8Wat ik je hier gezegd heb, is allemaal waar. Wijs er telkens met klem op. Dan zullen de christenen niet vergeten dat zij goed moeten doen. Dat is niet alleen juist, maar ook nuttig voor onze medemensen. 9Doe niet mee aan discussies over schijnbare problemen en stambomen van voorouders. Laat je niet in met ruzies over de Joodse wetten. Dat is allemaal zinloos en nutteloos. 10Als iemand verdeeldheid onder jullie zaait, moet je hem één, zo nodig twee keer waarschuwen. Als hij niet wil luisteren, moet je niet meer met hem omgaan. 11Je weet dan dat hij God niet meer wil volgen en dat hij zondigt en daarmee zichzelf veroordeelt.

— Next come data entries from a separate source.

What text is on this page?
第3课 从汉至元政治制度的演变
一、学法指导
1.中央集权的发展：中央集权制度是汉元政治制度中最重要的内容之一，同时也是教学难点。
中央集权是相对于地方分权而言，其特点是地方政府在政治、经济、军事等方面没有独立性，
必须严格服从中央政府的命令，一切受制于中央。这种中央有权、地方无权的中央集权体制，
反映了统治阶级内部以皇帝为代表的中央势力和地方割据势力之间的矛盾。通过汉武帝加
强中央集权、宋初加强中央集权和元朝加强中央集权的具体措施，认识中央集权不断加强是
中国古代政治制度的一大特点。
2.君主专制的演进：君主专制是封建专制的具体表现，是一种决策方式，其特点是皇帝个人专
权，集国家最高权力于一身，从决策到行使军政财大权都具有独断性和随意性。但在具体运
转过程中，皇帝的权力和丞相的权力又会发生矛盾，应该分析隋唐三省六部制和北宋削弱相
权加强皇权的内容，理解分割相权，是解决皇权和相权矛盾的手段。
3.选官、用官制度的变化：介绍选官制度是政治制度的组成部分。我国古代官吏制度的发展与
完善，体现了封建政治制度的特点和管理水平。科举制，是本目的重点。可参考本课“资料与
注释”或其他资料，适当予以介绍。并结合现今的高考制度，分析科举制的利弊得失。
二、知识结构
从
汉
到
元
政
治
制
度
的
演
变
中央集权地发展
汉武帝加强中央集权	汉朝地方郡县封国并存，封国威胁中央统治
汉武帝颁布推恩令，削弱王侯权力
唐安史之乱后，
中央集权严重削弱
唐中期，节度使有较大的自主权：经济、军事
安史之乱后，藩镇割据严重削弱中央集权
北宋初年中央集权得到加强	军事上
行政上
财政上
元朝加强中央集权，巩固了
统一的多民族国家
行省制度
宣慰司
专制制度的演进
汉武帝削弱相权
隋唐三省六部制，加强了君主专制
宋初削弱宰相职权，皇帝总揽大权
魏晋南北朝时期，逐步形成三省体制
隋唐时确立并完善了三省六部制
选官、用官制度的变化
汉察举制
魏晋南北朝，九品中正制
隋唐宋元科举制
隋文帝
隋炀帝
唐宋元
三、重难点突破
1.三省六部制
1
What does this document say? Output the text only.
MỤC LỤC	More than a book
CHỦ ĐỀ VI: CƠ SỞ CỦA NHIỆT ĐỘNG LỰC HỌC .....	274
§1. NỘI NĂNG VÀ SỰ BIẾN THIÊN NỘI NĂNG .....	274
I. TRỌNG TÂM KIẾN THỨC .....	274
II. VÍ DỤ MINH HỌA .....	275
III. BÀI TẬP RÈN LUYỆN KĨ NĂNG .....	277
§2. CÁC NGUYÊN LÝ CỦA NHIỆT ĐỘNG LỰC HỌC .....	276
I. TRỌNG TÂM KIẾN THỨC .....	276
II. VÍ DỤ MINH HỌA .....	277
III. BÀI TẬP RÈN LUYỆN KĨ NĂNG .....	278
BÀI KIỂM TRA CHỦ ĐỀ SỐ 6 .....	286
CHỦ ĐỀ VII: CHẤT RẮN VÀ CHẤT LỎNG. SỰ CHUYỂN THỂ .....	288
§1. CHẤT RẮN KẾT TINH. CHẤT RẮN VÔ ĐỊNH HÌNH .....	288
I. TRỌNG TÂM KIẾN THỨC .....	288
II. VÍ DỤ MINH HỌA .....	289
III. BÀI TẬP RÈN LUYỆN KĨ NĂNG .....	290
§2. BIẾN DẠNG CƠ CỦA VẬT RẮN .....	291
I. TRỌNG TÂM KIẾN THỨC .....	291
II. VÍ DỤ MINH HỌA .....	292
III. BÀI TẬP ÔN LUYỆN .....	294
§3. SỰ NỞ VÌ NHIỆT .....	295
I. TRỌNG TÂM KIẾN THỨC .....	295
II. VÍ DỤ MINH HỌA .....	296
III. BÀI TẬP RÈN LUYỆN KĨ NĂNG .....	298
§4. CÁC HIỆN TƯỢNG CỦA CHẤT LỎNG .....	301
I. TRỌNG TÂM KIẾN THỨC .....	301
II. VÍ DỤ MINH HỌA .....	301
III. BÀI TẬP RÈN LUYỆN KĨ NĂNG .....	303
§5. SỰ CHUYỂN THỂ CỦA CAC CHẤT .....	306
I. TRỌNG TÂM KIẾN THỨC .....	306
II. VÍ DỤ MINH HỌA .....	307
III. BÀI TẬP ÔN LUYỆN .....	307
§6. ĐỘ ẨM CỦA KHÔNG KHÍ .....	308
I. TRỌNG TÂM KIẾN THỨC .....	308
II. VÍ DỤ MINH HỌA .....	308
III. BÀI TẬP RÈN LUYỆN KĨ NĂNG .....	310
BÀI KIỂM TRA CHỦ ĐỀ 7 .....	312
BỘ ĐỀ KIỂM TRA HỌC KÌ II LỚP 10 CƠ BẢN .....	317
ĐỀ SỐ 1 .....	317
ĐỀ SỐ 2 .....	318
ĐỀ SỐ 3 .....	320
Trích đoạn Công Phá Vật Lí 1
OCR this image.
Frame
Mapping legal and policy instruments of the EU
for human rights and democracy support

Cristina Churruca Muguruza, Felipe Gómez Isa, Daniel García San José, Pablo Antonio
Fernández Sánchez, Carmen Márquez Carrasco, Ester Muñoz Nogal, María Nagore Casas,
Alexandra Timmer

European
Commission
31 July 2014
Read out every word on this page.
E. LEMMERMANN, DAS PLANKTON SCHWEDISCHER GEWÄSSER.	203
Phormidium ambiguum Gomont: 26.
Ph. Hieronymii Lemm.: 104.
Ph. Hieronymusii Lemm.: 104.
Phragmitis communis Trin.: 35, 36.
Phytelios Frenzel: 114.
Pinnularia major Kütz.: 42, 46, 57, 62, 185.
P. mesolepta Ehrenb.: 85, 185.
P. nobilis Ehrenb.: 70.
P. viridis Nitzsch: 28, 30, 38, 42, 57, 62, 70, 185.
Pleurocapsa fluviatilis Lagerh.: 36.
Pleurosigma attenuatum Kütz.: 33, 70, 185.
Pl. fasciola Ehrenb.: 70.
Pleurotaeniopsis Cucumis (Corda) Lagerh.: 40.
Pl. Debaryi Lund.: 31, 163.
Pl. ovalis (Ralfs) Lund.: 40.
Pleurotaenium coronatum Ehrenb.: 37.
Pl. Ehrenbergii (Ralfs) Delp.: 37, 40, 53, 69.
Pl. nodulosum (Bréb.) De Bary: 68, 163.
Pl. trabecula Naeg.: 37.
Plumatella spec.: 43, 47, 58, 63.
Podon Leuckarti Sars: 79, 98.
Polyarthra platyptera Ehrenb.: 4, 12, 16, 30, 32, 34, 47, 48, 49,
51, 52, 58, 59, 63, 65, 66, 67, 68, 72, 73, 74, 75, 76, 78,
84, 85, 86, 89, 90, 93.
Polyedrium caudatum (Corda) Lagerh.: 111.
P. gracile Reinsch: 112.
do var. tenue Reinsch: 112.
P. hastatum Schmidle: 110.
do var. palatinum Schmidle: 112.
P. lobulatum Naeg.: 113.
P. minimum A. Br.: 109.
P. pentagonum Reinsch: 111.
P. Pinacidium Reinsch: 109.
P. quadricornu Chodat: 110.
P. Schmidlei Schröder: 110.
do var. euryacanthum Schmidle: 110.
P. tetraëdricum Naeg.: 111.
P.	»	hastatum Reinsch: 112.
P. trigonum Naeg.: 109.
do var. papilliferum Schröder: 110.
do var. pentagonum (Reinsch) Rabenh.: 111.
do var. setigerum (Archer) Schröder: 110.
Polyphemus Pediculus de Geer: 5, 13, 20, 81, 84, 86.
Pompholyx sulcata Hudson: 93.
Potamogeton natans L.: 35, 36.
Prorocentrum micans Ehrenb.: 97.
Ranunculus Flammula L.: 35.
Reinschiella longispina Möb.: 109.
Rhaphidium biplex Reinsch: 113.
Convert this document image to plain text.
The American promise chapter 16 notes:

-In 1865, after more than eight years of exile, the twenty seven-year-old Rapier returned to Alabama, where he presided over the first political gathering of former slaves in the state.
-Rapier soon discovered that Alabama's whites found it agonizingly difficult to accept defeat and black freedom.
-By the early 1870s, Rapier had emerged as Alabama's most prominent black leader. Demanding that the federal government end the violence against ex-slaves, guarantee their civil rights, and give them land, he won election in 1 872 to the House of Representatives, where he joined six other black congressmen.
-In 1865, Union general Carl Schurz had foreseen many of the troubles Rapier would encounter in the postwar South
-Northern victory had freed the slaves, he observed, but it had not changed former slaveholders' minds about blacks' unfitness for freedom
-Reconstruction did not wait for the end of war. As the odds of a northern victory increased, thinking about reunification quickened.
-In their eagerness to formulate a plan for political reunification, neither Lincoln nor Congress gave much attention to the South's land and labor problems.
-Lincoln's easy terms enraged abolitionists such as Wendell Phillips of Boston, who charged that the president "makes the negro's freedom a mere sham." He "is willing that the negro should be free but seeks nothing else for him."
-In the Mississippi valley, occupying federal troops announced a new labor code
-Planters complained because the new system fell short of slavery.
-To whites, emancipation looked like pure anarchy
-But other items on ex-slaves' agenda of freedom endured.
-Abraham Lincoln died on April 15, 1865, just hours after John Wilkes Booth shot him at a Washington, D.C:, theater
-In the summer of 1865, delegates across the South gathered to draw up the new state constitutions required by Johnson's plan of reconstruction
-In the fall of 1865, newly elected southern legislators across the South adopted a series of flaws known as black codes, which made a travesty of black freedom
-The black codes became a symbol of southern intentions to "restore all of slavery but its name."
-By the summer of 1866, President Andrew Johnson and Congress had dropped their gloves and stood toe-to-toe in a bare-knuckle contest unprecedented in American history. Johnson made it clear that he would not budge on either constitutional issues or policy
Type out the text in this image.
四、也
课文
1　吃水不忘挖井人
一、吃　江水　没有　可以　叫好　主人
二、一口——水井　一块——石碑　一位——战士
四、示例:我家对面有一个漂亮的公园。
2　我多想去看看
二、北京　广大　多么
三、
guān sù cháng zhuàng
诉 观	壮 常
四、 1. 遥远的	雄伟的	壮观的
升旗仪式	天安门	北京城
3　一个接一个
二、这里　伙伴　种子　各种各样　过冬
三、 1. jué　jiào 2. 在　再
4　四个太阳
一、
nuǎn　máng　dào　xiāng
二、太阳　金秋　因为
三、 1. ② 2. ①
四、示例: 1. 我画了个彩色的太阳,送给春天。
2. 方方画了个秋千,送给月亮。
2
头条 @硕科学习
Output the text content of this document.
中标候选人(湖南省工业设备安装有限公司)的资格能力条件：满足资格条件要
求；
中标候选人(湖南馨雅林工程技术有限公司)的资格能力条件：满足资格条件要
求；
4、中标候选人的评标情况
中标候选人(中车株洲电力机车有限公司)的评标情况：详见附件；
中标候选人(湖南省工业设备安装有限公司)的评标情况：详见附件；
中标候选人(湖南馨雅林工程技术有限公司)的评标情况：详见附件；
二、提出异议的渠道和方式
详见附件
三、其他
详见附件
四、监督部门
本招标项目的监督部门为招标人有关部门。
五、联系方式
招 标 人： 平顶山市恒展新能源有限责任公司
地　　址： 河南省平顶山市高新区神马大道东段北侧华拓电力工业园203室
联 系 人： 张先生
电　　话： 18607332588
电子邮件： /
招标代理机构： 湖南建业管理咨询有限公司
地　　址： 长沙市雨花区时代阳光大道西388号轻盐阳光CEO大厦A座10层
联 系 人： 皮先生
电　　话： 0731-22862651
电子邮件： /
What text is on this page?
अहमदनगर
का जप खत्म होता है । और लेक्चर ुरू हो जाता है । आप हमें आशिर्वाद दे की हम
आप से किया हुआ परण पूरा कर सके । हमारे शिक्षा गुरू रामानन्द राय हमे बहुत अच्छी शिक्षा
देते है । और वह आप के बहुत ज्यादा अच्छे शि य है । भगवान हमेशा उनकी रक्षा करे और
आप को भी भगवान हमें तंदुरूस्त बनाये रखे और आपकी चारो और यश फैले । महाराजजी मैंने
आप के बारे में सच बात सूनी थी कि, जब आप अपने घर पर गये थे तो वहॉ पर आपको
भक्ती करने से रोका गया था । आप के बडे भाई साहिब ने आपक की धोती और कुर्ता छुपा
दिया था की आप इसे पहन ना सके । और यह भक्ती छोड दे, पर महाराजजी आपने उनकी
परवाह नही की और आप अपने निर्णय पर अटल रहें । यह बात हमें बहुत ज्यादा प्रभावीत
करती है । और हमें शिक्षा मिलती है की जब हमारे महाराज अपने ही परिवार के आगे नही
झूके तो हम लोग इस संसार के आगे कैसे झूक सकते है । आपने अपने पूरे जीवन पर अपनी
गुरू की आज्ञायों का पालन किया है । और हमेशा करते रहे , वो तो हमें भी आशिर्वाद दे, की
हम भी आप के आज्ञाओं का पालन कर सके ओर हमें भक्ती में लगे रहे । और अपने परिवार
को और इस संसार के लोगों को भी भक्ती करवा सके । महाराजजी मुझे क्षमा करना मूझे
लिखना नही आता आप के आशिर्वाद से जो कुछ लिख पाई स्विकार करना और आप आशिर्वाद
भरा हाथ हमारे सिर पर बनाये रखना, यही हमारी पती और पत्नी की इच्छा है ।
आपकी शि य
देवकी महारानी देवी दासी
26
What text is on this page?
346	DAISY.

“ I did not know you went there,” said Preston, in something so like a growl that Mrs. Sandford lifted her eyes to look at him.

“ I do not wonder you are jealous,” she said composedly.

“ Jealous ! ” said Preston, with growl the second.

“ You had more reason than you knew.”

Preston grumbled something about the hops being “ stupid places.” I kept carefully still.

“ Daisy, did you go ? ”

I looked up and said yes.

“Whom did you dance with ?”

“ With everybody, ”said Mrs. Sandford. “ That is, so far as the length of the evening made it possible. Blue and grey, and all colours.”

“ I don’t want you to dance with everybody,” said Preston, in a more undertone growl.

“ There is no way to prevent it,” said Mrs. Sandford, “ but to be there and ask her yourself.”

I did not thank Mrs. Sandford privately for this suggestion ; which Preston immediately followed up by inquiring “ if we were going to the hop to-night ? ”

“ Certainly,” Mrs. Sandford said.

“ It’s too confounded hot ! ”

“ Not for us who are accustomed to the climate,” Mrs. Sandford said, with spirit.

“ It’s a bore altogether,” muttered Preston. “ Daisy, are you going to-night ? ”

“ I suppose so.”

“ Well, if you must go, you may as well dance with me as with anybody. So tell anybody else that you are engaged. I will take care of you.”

12Ik ben van plan Artemas of Tychikus naar je toe te sturen. Probeer zo gauw mogelijk, nadat een van hen is aangekomen, naar Nikopolis te komen om mij daar te ontmoeten. Want ik heb besloten daar de hele winter te blijven. 13Help Zenas, die de Joodse wet zo goed kent, en Apollos zoveel als je kunt, geef hun wat zij voor hun reis nodig hebben. 14Onze mensen moeten leren anderen te helpen waar dat nodig is, dan maken ze zich nuttig.

15Allen die hier bij mij zijn, laten je groeten. Breng mijn hartelijke groeten over aan onze christenvrienden. Ik wens jullie allen de genade van de Here toe.

La Parola è Vita

Tito 3:1-15

Ultime raccomandazioni

1Ricorda loro che devono stare sottomessi ai governanti e alle autorità, e che devono ubbidire ed essere sempre pronti a fare del bene. 2Non devono dir male di nessuno, e neppure essere attaccabrighe; al contrario, devono essere indulgenti, mostrando a tutti la massima comprensione.

3Una volta, anche noi eravamo pazzi e ribelli, traviati dagli altri, schiavi dʼogni tipo di piacere e di cattivi desideri. La nostra vita era piena di cattiveria e dʼinvidia. Odiavamo gli altri e gli altri odiavano noi.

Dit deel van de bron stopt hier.